Cooper’s obsession leads him to deceive his family in a way that disgusts more than Grace’s abandonment of her patients. (You’ll have to see the play if you want to know what that is.) As his grip on reality loosens, it’s reveals how rugged individualism can be perilously misapplied in this new world.

Neither Ham or director Steve Busa have chosen to turn this family into militia fringe types and that’s part of the power of this play and production. This is a truly average white working class family. There’s no stereotyping of Cooper as some white right wing nut job or just another disgruntled fired employee. Anyone can relate to him and-or his predicament.

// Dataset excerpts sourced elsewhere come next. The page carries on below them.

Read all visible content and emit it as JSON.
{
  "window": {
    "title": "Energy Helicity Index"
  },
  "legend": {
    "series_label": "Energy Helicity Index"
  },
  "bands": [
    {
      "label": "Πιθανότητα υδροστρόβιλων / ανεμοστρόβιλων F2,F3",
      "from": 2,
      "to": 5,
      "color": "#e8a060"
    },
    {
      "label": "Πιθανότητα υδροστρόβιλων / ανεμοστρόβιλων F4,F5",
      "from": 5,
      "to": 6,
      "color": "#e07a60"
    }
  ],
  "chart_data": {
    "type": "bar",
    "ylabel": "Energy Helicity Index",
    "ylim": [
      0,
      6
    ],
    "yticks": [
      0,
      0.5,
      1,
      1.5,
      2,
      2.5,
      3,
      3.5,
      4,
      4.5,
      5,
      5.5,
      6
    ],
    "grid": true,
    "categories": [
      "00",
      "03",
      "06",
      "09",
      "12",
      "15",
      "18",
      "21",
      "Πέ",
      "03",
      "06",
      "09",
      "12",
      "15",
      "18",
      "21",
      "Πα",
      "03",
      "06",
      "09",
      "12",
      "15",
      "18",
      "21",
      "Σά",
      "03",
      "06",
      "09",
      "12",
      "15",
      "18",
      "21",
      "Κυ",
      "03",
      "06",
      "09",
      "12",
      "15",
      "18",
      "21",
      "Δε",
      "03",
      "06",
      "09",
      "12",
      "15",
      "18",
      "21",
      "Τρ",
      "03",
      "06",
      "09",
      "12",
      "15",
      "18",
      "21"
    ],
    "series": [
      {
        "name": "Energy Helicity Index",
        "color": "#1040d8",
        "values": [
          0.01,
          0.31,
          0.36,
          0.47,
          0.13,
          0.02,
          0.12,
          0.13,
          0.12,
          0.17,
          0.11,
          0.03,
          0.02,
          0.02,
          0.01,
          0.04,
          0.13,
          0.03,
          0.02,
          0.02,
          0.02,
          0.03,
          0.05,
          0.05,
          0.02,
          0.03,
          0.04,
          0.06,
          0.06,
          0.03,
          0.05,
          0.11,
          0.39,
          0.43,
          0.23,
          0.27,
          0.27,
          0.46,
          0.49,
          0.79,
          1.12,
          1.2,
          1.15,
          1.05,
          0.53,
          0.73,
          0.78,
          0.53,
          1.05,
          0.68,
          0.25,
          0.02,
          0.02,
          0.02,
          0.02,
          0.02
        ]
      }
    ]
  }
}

It’s worth noting that Ham is a playwright of color. She is compassionate and sensitive to  what traditional men’s quandary when they feel helpless in saving their family against overwhelming odds. She gets what a tragic blow this can be to a man’s identity. Lindberg in turn manifests that identity injury and annihilation quite poignantly. His Cooper is a man sociologically and psychologically drowning by what the external socio-economic world has dealt him. It’s very difficult for one to judge him too harshly. He brings to mind the men of playwright Henrik Ibsen.

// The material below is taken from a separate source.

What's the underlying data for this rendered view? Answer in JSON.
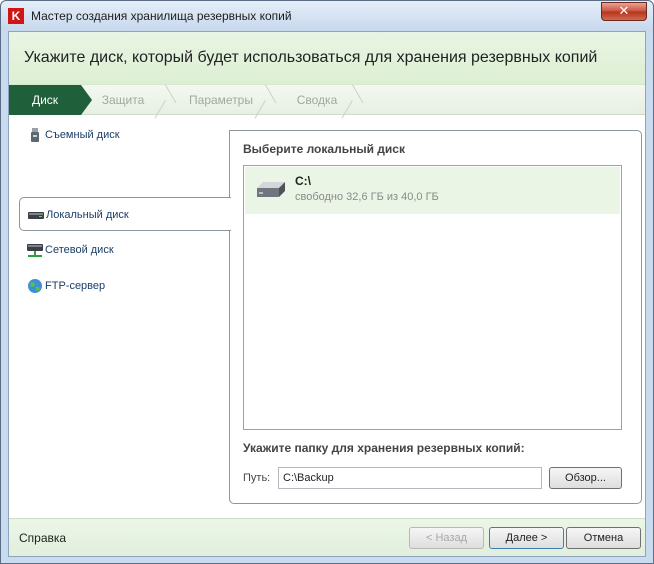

Grace is written as a tightly wound woman who lives at her wits’ end from start to finish. Ham has written the role at an extreme pitch, therefore, it’s quite demanding. Compare it to the role of the liberal wife in Yasmina Reza’s The God of Carnage. In that play’s terrific recent film version, Carnage, Jody Foster plays that extended pitch so masterfully. The same can be said of Whisner. She, Whisner, also brings a kind of weather-beaten physical beauty to the role. Like a fallen goddess.

Director Busa’s achievement is in illuminating how these characters seem to be one thing and yet become totally different than what we thought that thing was. He has his whole wonderful cast take us on that journey, not just the husband and wife. Jones’s Emmett seems like just another cantankerous old guy who refuses to make what seems like the ‘right choice’, but more complexity is revealed as he knows his options are extremely limited and not the bounty of options of the 20th century he grew up in. Celeste Busa rivets as a confused and naive teen, the type we have all known or perhaps have been. But awful circumstances occur which compel her to feel she must keep something secret, so the quality of what we feel for her shifts. She’s not just an irritable kid. Miriam Must brings subtle wisdom to the role of Mallory, Emmett’s sister, who apparently once was a part of the counterculture of a more progressive period of time now past. At first she seems callous toward her family members, but we discover she knows things some of the others don’t and like many wounded progressives, knows too well the painful reality of accepting realpolitik.

Crash Test Dummies casts a powerful spell, and for all its bleakness it’s not a downer. Though the design team of Liz Josheff, Wendy Smith, and Ron Albert support the depressed atmosphere effectively, which the play requires, it’s ultimately a cautionary work that calls us into heightened awareness about a deteriorating tendency in the world around us that needs to be countered.

Crash Test Dummies
Through Apr. 29
Red Eye Theater, 15 W. 14th St., Mpls.